Princess Feodora was born on 3 July 1910 at the Jægersborghus country house in Gentofte north of Copenhagen, Denmark. She was the eldest child of Prince Harald of Denmark, son of King Frederik VIII and Princess Louise of Sweden. Her mother was Princess Helena of Schleswig-Holstein-Sonderburg-Glücksburg, daughter of Friedrich Ferdinand, Duke of Schleswig-Holstein.

==Marriage and issue==
Feodora married her first cousin, Prince Christian of Schaumburg-Lippe, on 9 September 1937 at Fredensborg Palace, Zealand, Denmark. Prince Christian was a son of Prince Frederick of Schaumburg-Lippe and Princess Louise of Denmark, a sister of Feodora's father.

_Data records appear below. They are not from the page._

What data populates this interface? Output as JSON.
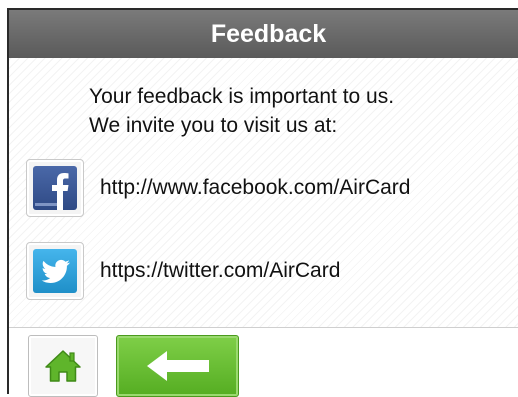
{
  "header": {
    "title": "Feedback"
  },
  "intro": {
    "line1": "Your feedback is important to us.",
    "line2": "We invite you to visit us at:"
  },
  "links": [
    {
      "icon": "facebook-icon",
      "text": "http://www.facebook.com/AirCard",
      "color": "#3b5998"
    },
    {
      "icon": "twitter-icon",
      "text": "https://twitter.com/AirCard",
      "color": "#2a9fd6"
    }
  ],
  "toolbar": {
    "home_icon": "home-icon",
    "back_icon": "back-arrow-icon",
    "accent": "#5cb82b"
  }
}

Feodora and Christian had four children:
- Prince Wilhelm of Schaumburg-Lippe (19 August 1939 – 9 July 2026); married in 1970 Ilona Freiin Hentschel von Gilgenheimb (1940–2023).
- Prince Waldemar of Schaumburg-Lippe (19 December 1940 – 11 August 2020).
- Princess Marie-Louise of Schaumburg-Lippe (27 December 1945 – 2 September 2025).
- Prince Harald of Schaumburg-Lippe (b. 27 March 1948).

==Later life==
Prince Christian died in 1974. Princess Feodora died on 17 March the following year in Bückeburg, Lower Saxony, West Germany.